Could be a fun way to hunt for buffer overflows on internal shipping services. Just fill out the sender name field to just "óóóóóóóóóóóóóóóóóóóóóóó" and let it expand. If the parcel arrives, not vulnerable. If the packet doesn't arrive, you've found a vulnerability... somewhere...

perl4ever · on Nov 9, 2019

I wouldn't say an accent "causes" UTF-8 encoding issues. If acute accents are a problem, then UTF-8 handling has completely failed.

It is amazing to me where I see failed encoding like that. For instance, many SEC filings and job ads for tech companies. I mean, I feel like I'm expected to spell things correctly on my resume and emails at work...

deathanatos · on Nov 9, 2019

> If you interpret the UTF-8 é (0xC3A9) as ASCII it becomes Ã (0xC3) + © (0xA9)

As latin1 (ISO-8859-1) or Win-1252; ASCII doesn't have either Ã or ©.

latin1 is the default for text, including HTML, if you don't specify in protocols such as HTTP (modulo some stupidity from the WHATWG where it might be Win-1252 instead) and Windows-1252 is the default encoding in Windows in the USA (at least, prior to the Unicode APIs being added.
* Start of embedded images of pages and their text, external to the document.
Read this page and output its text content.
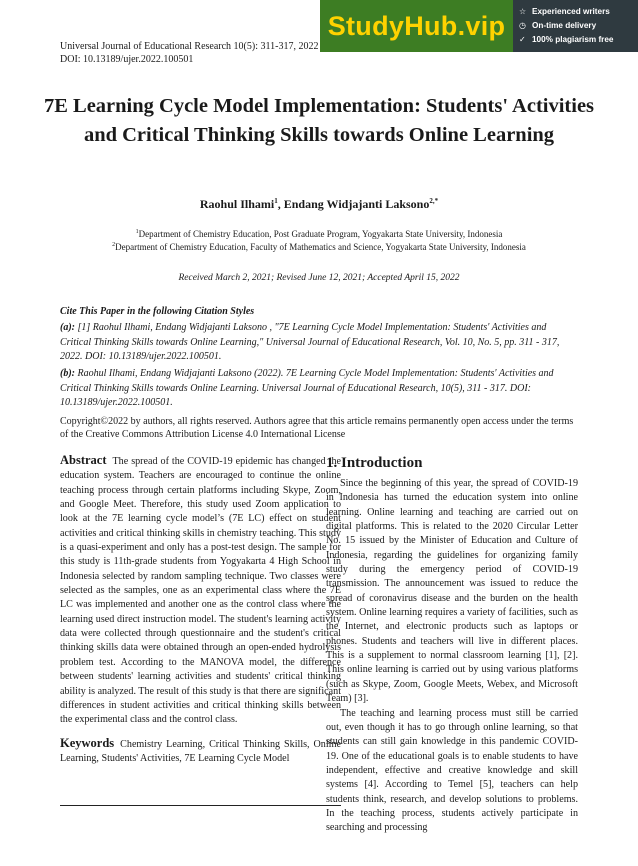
StudyHub.vip ☆ Experienced writers
◷ On-time delivery
✓ 100% plagiarism free
Universal Journal of Educational Research 10(5): 311-317, 2022
DOI: 10.13189/ujer.2022.100501
7E Learning Cycle Model Implementation: Students' Activities and Critical Thinking Skills towards Online Learning
Raohul Ilhami$^1$, Endang Widjajanti Laksono$^{2,*}$
$^1$Department of Chemistry Education, Post Graduate Program, Yogyakarta State University, Indonesia
$^2$Department of Chemistry Education, Faculty of Mathematics and Science, Yogyakarta State University, Indonesia
Received March 2, 2021; Revised June 12, 2021; Accepted April 15, 2022
Cite This Paper in the following Citation Styles
(a): [1] Raohul Ilhami, Endang Widjajanti Laksono , "7E Learning Cycle Model Implementation: Students' Activities and Critical Thinking Skills towards Online Learning," Universal Journal of Educational Research, Vol. 10, No. 5, pp. 311 - 317, 2022. DOI: 10.13189/ujer.2022.100501.
(b): Raohul Ilhami, Endang Widjajanti Laksono (2022). 7E Learning Cycle Model Implementation: Students' Activities and Critical Thinking Skills towards Online Learning. Universal Journal of Educational Research, 10(5), 311 - 317. DOI: 10.13189/ujer.2022.100501.
Copyright©2022 by authors, all rights reserved. Authors agree that this article remains permanently open access under the terms of the Creative Commons Attribution License 4.0 International License
Abstract The spread of the COVID-19 epidemic has changed the education system. Teachers are encouraged to continue the online teaching process through certain platforms including Skype, Zoom, and Google Meet. Therefore, this study used Zoom application to look at the 7E learning cycle model’s (7E LC) effect on student activities and critical thinking skills in chemistry teaching. This study is a quasi-experiment and only has a post-test design. The sample for this study is 11th-grade students from Yogyakarta 4 High School in Indonesia selected by random sampling technique. Two classes were selected as the samples, one as an experimental class where the 7E LC was implemented and another one as the control class where the learning used direct instruction model. The student's learning activity data were collected through questionnaire and the student's critical thinking skills data were obtained through an open-ended hydrolysis problem test. According to the MANOVA model, the difference between students' learning activities and students' critical thinking ability is analyzed. The result of this study is that there are significant differences in student activities and critical thinking skills between the experimental class and the control class.
Keywords Chemistry Learning, Critical Thinking Skills, Online Learning, Students' Activities, 7E Learning Cycle Model
1. Introduction

Since the beginning of this year, the spread of COVID-19 in Indonesia has turned the education system into online learning. Online learning and teaching are carried out on digital platforms. This is related to the 2020 Circular Letter No. 15 issued by the Minister of Education and Culture of Indonesia, regarding the guidelines for organizing family study during the emergency period of COVID-19 transmission. The announcement was issued to reduce the spread of coronavirus disease and the burden on the health system. Online learning requires a variety of facilities, such as the Internet, and electronic products such as laptops or phones. Students and teachers will live in different places. This is a supplement to normal classroom learning [1], [2]. This online learning is carried out by using various platforms (such as Skype, Zoom, Google Meets, Webex, and Microsoft Team) [3].

The teaching and learning process must still be carried out, even though it has to go through online learning, so that students can still gain knowledge in this pandemic COVID-19. One of the educational goals is to enable students to have independent, effective and creative knowledge and skill systems [4]. According to Temel [5], teachers can help students think, research, and develop solutions to problems. In the teaching process, students actively participate in searching and processing
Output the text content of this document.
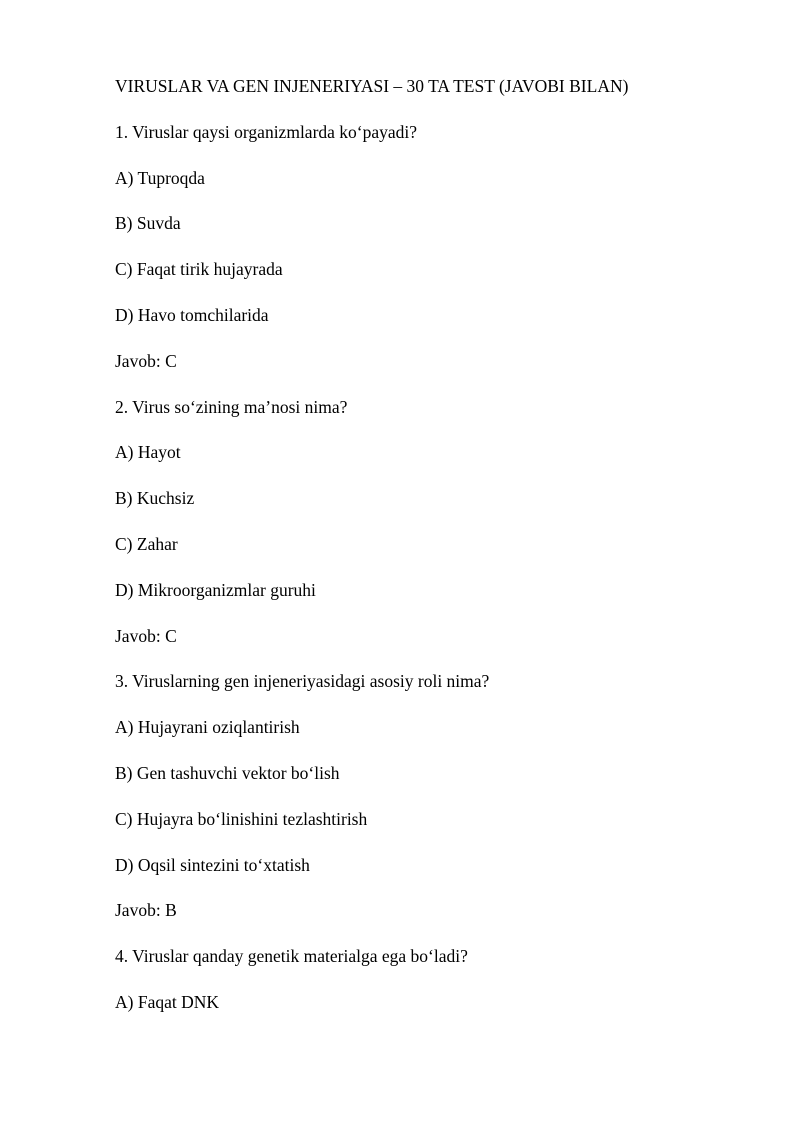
VIRUSLAR VA GEN INJENERIYASI – 30 TA TEST (JAVOBI BILAN)
1. Viruslar qaysi organizmlarda koʻpayadi?
A) Tuproqda
B) Suvda
C) Faqat tirik hujayrada
D) Havo tomchilarida
Javob: C
2. Virus soʻzining maʼnosi nima?
A) Hayot
B) Kuchsiz
C) Zahar
D) Mikroorganizmlar guruhi
Javob: C
3. Viruslarning gen injeneriyasidagi asosiy roli nima?
A) Hujayrani oziqlantirish
B) Gen tashuvchi vektor boʻlish
C) Hujayra boʻlinishini tezlashtirish
D) Oqsil sintezini toʻxtatish
Javob: B
4. Viruslar qanday genetik materialga ega boʻladi?
A) Faqat DNK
The old APIs probably still exist though…). So these codecs pop up a lot in places where people who don't know what they're doing end up touching text.

terinjokes · on Nov 9, 2019

The WHATWG HTML spec requires UTF-8 for conforming documents and scripts [WHATWG 4.2.5.4]. In both HTML specs, charset declarations, if provided, must be UTF-8 [4.2.5].

If the transport, content-type, lack of charset declaration, and sniffing fail to determine an encoding, both specs use defaults based on the configured locale, for English that's windows-1252 [WHATWG: 12.2.3.2 W2C: 8.2.2.2]. latin1/ISO-8859-1 is prohibited. [WHATWG: 12.2.3.3 W3C: 8.2.2.3].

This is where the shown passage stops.